Even before the pandemic, it was estimated that at least half of the world’s 7.8 billion people lacked access to essential health services. Globally, six million children and adolescents, and 2.8 million pregnant women and newborns, die from preventable or treatable diseases annually. COVID-19 has increased these numbers and eroded access to health care.

Global health experts have long been aware of the disruptions a protracted emergency would cause for health services. In 2018, the World Health Organization defined an essential package of services that should be available without user fees during an extended crisis. These include maternal and neonatal health care as well as treatment for communicable and non-communicable diseases, mental health, and neglected tropical diseases.

Several challenges to delivering this package stand out. First, services for non-communicable diseases have decreased significantly. Of the 155 countries surveyed by the WHO, 53% reported a partial or total disruption of treatment services for hypertension, 49% for diabetes, 42% for cancer, and 31% for cardiovascular emergencies.

HIV and tuberculosis (TB) testing and treatment is also being affected. South Africa is among the countries most affected by these diseases. During the country’s lockdown, declines in TB testing led to a 33% decline in diagnoses. The number of TB and HIV patients collecting their medications on schedule has also fallen. Weaker adherence will ultimately lead to an increase in drug resistance, therapeutic failure, and higher treatment costs.

And yet other countries, including Rwanda, New Zealand, and Taiwan, have demonstrated remarkable success in ensuring the continuity of essential health services. In Taiwan, for example, low-cost universal health-care coverage has continued throughout the pandemic, and Rwanda has continued operating a new radiotherapy center for cancer treatment.

In Sierra Leone, where one in 17 mothers has a lifetime risk of death associated with childbirth, the Koidu Government Hospital in the Kono District is working with Partners In Health, a global nonprofit organization, on a mass communications campaign that reminds pregnant women to use maternity services. After a steep fall-off in prenatal visits, women are once more using these services.

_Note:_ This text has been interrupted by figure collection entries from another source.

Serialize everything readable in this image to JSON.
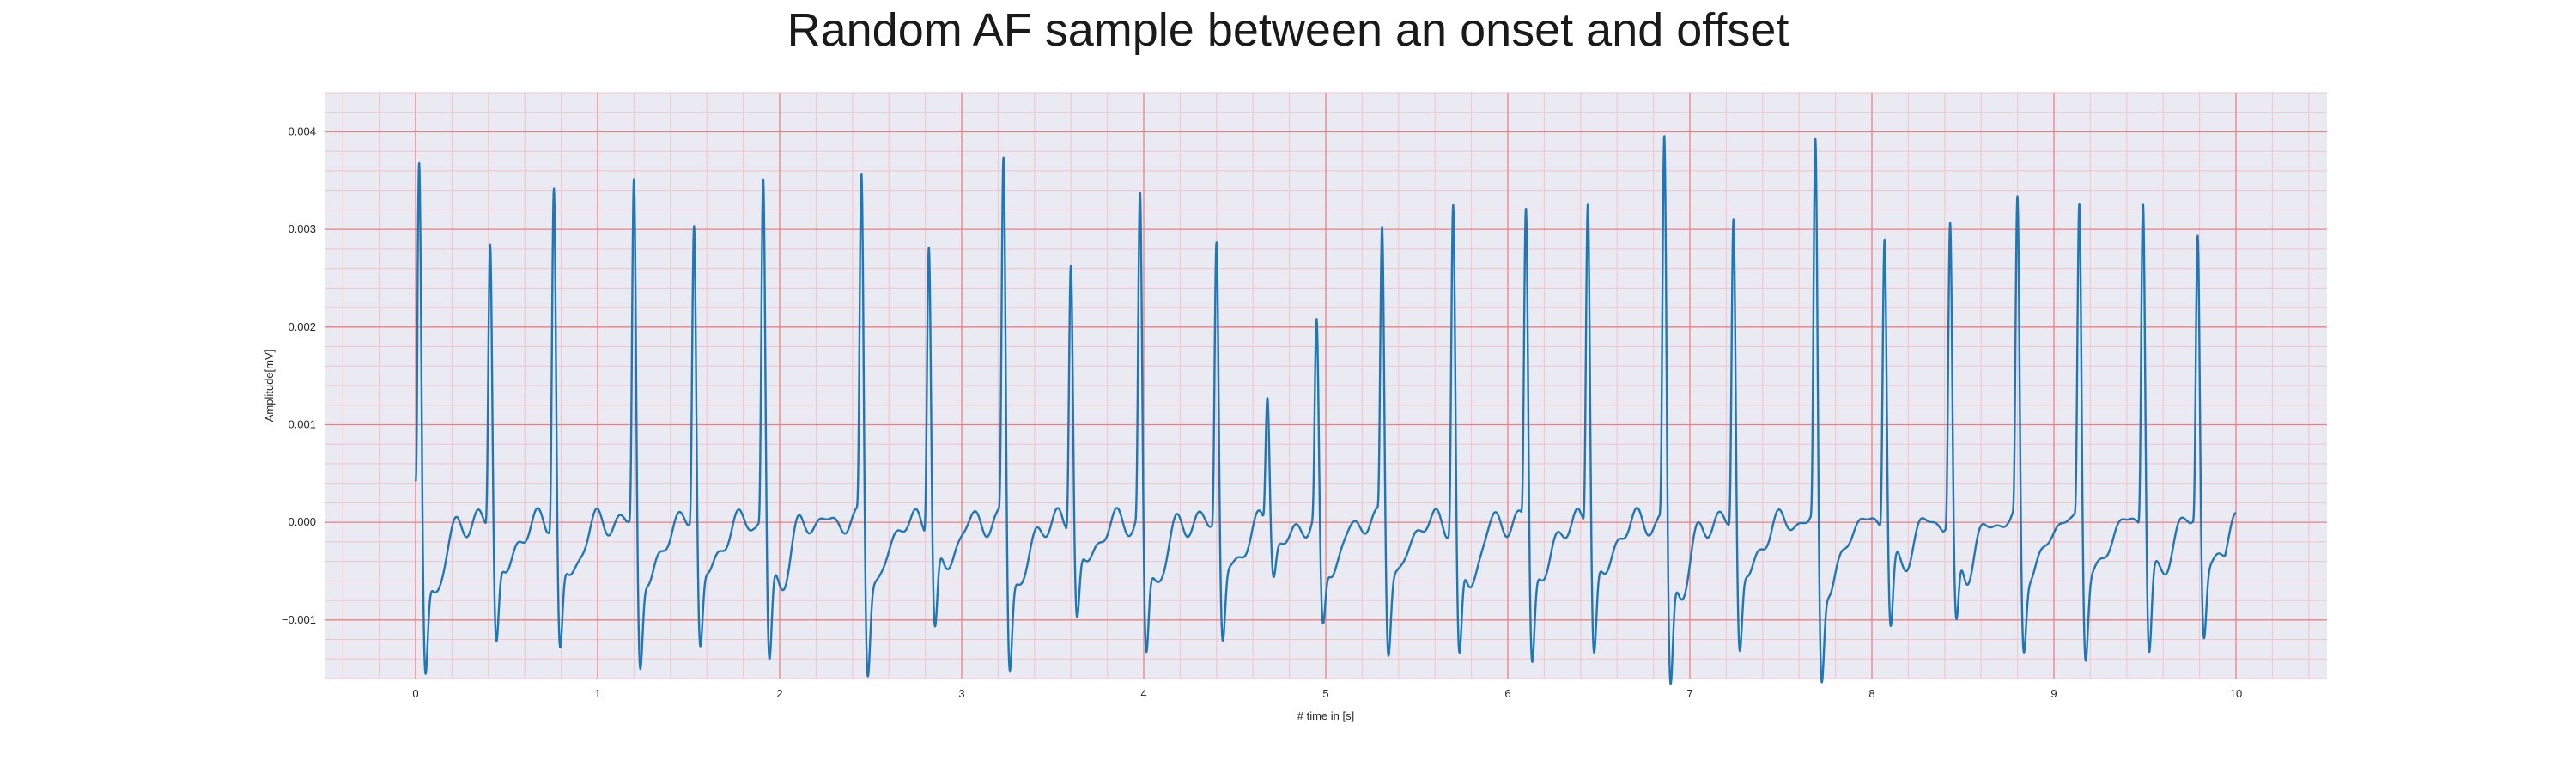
{
  "chart_data": {
    "type": "line",
    "title": "Random AF sample between an onset and offset",
    "xlabel": "# time in [s]",
    "ylabel": "Amplitude[mV]",
    "xlim": [
      -0.5,
      10.5
    ],
    "ylim": [
      -0.0016,
      0.0044
    ],
    "x_ticks": [
      0,
      1,
      2,
      3,
      4,
      5,
      6,
      7,
      8,
      9,
      10
    ],
    "x_tick_labels": [
      "0",
      "1",
      "2",
      "3",
      "4",
      "5",
      "6",
      "7",
      "8",
      "9",
      "10"
    ],
    "y_ticks": [
      -0.001,
      0.0,
      0.001,
      0.002,
      0.003,
      0.004
    ],
    "y_tick_labels": [
      "−0.001",
      "0.000",
      "0.001",
      "0.002",
      "0.003",
      "0.004"
    ],
    "x_minor_step": 0.2,
    "y_minor_step": 0.0002,
    "grid": true,
    "colors": {
      "background": "#eaeaf2",
      "major_grid": "#f08080",
      "minor_grid": "#f4c2cc",
      "line": "#1f77b4"
    },
    "series": [
      {
        "start": [
          0.0,
          0.00042
        ],
        "beats": [
          {
            "t": 0.02,
            "peak": 0.0038,
            "trough": -0.00125
          },
          {
            "t": 0.41,
            "peak": 0.0031,
            "trough": -0.00095
          },
          {
            "t": 0.76,
            "peak": 0.00367,
            "trough": -0.00105
          },
          {
            "t": 1.2,
            "peak": 0.00373,
            "trough": -0.00115
          },
          {
            "t": 1.53,
            "peak": 0.00325,
            "trough": -0.00098
          },
          {
            "t": 1.91,
            "peak": 0.00373,
            "trough": -0.00115
          },
          {
            "t": 2.45,
            "peak": 0.00373,
            "trough": -0.00115
          },
          {
            "t": 2.82,
            "peak": 0.00312,
            "trough": -0.00088
          },
          {
            "t": 3.23,
            "peak": 0.0039,
            "trough": -0.00115
          },
          {
            "t": 3.6,
            "peak": 0.00288,
            "trough": -0.00078
          },
          {
            "t": 3.98,
            "peak": 0.0035,
            "trough": -0.00108
          },
          {
            "t": 4.4,
            "peak": 0.00307,
            "trough": -0.00093
          },
          {
            "t": 4.68,
            "peak": 0.0014,
            "trough": -0.0004
          },
          {
            "t": 4.95,
            "peak": 0.0021,
            "trough": -0.00085
          },
          {
            "t": 5.31,
            "peak": 0.00318,
            "trough": -0.00098
          },
          {
            "t": 5.7,
            "peak": 0.0035,
            "trough": -0.00115
          },
          {
            "t": 6.1,
            "peak": 0.00343,
            "trough": -0.00108
          },
          {
            "t": 6.44,
            "peak": 0.00355,
            "trough": -0.00102
          },
          {
            "t": 6.86,
            "peak": 0.00415,
            "trough": -0.00132
          },
          {
            "t": 7.24,
            "peak": 0.00333,
            "trough": -0.00102
          },
          {
            "t": 7.69,
            "peak": 0.00408,
            "trough": -0.00125
          },
          {
            "t": 8.07,
            "peak": 0.00317,
            "trough": -0.00085
          },
          {
            "t": 8.43,
            "peak": 0.00322,
            "trough": -0.0009
          },
          {
            "t": 8.8,
            "peak": 0.00343,
            "trough": -0.00098
          },
          {
            "t": 9.14,
            "peak": 0.00345,
            "trough": -0.00102
          },
          {
            "t": 9.49,
            "peak": 0.00355,
            "trough": -0.00102
          },
          {
            "t": 9.79,
            "peak": 0.00312,
            "trough": -0.00088
          }
        ],
        "end": [
          10.0,
          0.0001
        ]
      }
    ]
  }
}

Clinics in Sub-Saharan Africa are also innovating to continue the monitoring and treatment of the region’s 19 million diabetes patients during the pandemic. The Society of Endocrinology and Metabolism of Cameroon, for example, developed ten “golden rules” for COVID-19 and diabetes management, including information on exercise during confinement. Diabetes clinics have also introduced teleconsulting to limit the need for outpatient visits.

Furthermore, some countries are seeking innovative ways of ensuring care delivery. For example, Rwanda is using drones to distribute medication to cancer patients and robots to monitor COVID-19 patients’ vital signs and prevent hospital-acquired infections. Technological solutions may not always be cheap, but the gains can outweigh the financial outlay.

To achieve similar outcomes, many countries urgently need to overhaul their health-care allocation and delivery systems. Where possible, COVID-19 testing and treatment centers should integrate the provision of essential health services, including screening for conditions such as high-risk pregnancies and chronic diseases.

Moreover, decentralizing health services could strengthen systemic readiness and limit disruption. This will require training an expanded corps of community health workers, including heads of households, teachers, faith leaders, and traditional healers. In Liberia, for example, trained community health assistants play a central role in the COVID-19 response, while still delivering essential services.

Clearly, the disruptions to health-care systems caused by COVID-19 can be overcome. Crucially, countries need to reassess their delivery strategies and make targeted investments in essential health services. Doing so will strengthen their resilience against similar health crises in the future.